Noun

(*plural* Boolean lattices)

- (algebra) The lattice corresponding to a Boolean algebra.
*A Boolean lattice always has 2*^{n}elements for some cardinal number 'n', and if two Boolean lattices have the same size, then they are isomorphic. A Boolean lattice can be defined "inductively" as follows: the base case could be the "degenerate" Boolean lattice consisting of just one element. This element is less than or equal to itself, which reflects the first "law of thought". Inductive step: given the structure of a 2^{n}-element Boolean lattice, make an exact and separate duplicate of it, which preserves the order relation isomorphically. Then connect the two lattices as follows: choose one as the "bottom" and one as the "top", then draw an arrow connecting each element of the "bottom" lattice to its corresponding element of the "top" lattice. The result is the 2^{n+1}-element Boolean lattice (unique up to order-isomorphism).

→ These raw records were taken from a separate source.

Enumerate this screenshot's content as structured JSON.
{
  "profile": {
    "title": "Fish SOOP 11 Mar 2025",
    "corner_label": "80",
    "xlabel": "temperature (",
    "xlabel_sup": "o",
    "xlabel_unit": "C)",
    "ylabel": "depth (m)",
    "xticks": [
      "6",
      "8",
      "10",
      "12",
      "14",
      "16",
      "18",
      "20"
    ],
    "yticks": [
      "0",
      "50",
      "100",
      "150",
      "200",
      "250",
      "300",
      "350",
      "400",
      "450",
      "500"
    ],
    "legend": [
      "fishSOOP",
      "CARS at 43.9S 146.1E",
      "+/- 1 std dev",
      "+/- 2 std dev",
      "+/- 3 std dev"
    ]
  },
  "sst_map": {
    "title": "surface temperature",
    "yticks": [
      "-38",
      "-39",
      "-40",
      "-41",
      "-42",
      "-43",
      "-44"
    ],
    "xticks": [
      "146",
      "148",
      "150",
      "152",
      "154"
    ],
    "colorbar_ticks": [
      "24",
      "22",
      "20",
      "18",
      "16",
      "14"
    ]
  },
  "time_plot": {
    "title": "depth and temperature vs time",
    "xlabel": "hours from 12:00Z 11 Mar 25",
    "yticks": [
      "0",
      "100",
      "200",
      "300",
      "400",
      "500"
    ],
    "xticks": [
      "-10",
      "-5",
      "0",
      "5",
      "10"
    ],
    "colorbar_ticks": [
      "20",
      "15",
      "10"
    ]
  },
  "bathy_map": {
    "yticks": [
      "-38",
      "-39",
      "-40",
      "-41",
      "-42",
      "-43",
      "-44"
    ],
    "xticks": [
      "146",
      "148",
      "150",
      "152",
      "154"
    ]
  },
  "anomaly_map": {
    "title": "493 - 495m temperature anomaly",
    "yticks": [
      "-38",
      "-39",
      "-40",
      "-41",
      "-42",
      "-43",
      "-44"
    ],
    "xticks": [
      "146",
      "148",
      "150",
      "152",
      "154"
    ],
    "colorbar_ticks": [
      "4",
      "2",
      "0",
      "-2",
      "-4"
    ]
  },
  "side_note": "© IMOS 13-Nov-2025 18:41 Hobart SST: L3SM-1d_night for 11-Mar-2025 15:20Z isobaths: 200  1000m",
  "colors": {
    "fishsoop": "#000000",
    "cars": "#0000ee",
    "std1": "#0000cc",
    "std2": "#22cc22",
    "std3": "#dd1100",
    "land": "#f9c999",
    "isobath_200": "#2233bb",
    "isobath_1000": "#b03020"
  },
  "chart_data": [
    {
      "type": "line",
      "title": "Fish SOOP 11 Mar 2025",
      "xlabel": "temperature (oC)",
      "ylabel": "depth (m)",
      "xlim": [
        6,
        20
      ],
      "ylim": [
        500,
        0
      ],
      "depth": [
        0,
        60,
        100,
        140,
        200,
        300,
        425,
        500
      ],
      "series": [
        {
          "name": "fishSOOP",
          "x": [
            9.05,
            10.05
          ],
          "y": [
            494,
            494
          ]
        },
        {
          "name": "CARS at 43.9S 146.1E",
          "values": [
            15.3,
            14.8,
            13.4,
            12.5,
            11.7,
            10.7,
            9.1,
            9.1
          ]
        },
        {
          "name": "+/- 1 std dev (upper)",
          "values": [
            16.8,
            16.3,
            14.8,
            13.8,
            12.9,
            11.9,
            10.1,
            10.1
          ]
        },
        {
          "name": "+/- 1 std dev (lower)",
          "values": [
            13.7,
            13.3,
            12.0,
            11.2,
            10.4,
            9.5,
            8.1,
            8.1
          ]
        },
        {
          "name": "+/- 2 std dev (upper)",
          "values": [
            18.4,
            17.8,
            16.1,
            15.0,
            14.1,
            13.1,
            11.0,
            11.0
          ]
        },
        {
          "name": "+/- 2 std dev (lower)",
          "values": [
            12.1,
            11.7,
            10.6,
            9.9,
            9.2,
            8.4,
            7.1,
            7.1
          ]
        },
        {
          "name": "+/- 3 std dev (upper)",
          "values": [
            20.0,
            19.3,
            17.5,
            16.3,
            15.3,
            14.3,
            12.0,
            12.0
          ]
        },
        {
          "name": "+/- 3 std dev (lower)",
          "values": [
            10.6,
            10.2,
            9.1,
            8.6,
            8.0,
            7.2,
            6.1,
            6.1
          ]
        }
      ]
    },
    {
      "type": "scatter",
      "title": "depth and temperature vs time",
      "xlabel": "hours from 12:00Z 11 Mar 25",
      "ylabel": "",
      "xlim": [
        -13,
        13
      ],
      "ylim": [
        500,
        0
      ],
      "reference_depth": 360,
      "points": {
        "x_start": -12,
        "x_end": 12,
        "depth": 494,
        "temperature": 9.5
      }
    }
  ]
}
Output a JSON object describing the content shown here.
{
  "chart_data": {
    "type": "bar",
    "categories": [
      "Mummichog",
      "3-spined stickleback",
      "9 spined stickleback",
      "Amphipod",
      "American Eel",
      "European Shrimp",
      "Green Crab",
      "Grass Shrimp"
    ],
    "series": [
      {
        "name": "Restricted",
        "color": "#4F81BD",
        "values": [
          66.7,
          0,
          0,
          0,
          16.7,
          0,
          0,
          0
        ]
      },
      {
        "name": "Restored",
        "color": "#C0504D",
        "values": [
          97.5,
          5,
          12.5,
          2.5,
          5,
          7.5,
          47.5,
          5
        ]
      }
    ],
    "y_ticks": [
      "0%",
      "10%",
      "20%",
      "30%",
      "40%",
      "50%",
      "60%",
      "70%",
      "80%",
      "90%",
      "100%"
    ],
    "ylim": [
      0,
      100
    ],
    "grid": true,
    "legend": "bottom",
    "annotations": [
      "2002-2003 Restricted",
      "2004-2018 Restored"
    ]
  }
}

The 0 of the bottom lattice becomes the new 0, and the 1 of the top lattice becomes the new 1. Note that the 4-element (Boolean) lattice is a square, the 8-element lattice is a cube, the 16-element lattice is a tesseract, and higher-order lattices are higher-dimensional hypercubes in general, with the 0 and 1 always diagonally opposite, i.e., at the highest possible Hamming/taxicab distance from each other (equal to 'n' for an n-dimensional hypercube) and the edges directed so as to connect the vertex closer to 0 to the vertex further away from 0 (in terms of Hamming/taxicab distance).